No stove. What? That’s gotta be a mistake. I read the list again – no stove. No fuel bottle, no matches, no lighter. No hot food at night, no hot drink in the morning, no emergency water purification back-up. To save maybe four pounds? That’s a terrible decision. Suddenly, I’m not so eager to be on this trek.

And then we’re off, and I start feeling better. Lani has a fine sense of the geology, biology and topography of the land she’s crossing, and feeds us interesting tidbits of its cultural and economic history. And she’s presenting the right attitude for a long trail hiker. “The point of this hike,” she says, “is to be here on the trail.”


Each chapter describes a leg of the trip, and each is introduced with a lovely pencil drawing (uncredited, so I assume they are hers) of a flower, leaf or butterfly that she’s seen along the trail. She knows these from growing up in Colorado, and readers who’ve visited the Rockies will recognize them as well. They will also recognize the woods and wildlife. A moose, looking like it was “made up of spare parts,” or an old burn filled with jackstrawed lodgepole pines.

Andrea does her best to focus on her here and now, but she can’t get away from the other things she’s carrying. She’s angry about the job she hates and angry about being caught in a place, Maine, she doesn’t like. She resents her role in making and breaking camp, and by extension her role at home. She’s grumpy about other hikers on the trail and unhappy with the way other people are using the territory she’d rather have to herself. She hates the cattle grazing, mining, and road-building in the public lands she’s hiking through, and as the trip progresses I’m increasingly worried about what seems to be an uncertain relationship with her husband.

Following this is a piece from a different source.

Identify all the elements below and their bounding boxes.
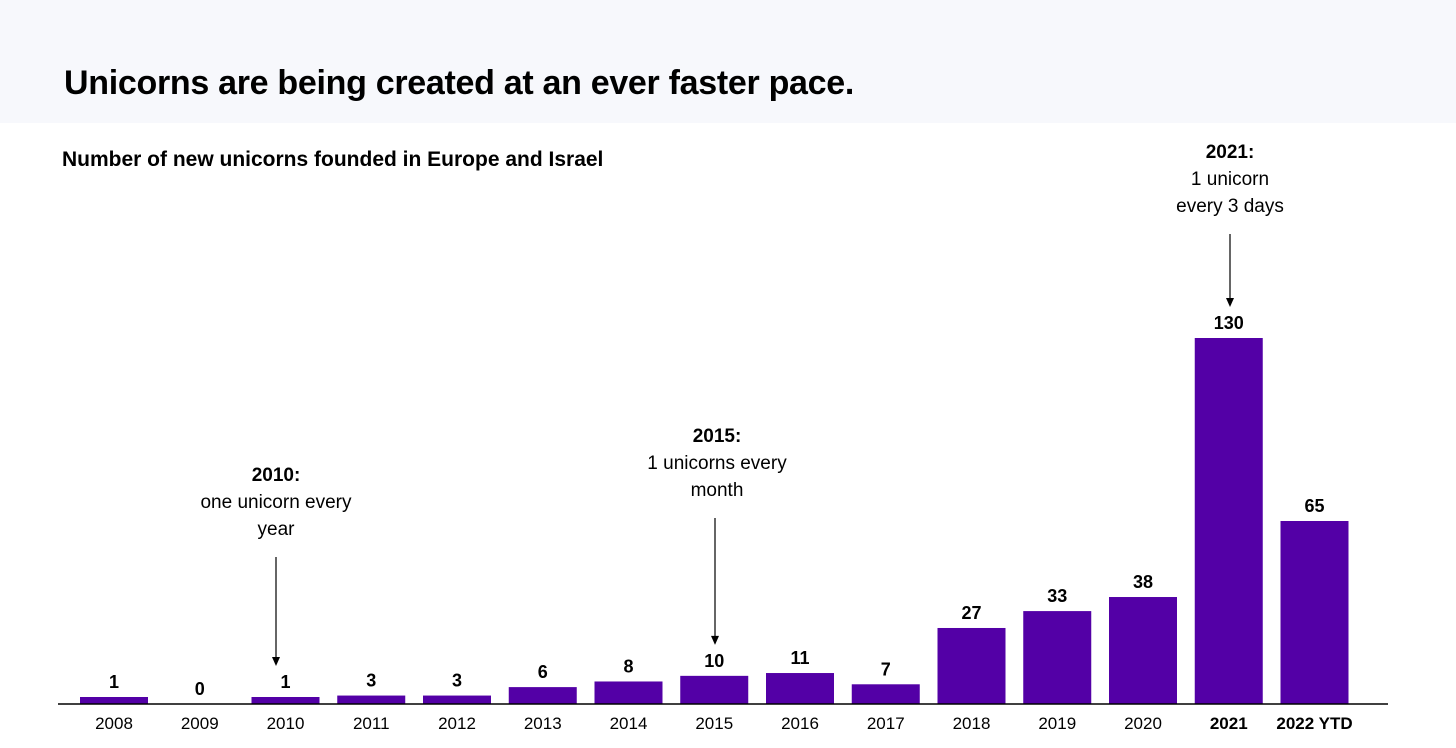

The days turn into a grind. “As I trudge upward I vow never to go hiking again.” The trail presents a repetitive sameness of ridges and valleys, aspen and sage, talus and scree. They get a lot of rain, suffer bad campsites and endure far too many “cold, dismal meals” of reconstituted mush.

Then she gets a new pair of shoes. Durango is close, and like a team of horses that smells the barn, they finish with a push, right on schedule. They get home a day before the boys are due to start school.

“Am I happier than I was five years ago?” she asks in her epilogue.  Not surprisingly, yes.  “I’ve taken the lessons of the trail to heart” “try to appreciate the here and now, and approach obstacles like mountain ranges, one step at a time.” A new job, still not perfect, is perfectly OK, and things sound much more comfortable at home than they seemed on the trail.  She is even contemplating a new backpacking trip.  But the next time, she vows, “I’ll bring a stove.”

John Alden, a retired archaeologist, once spent six weeks backpacking in the Frank Church/River of No Return Wilderness.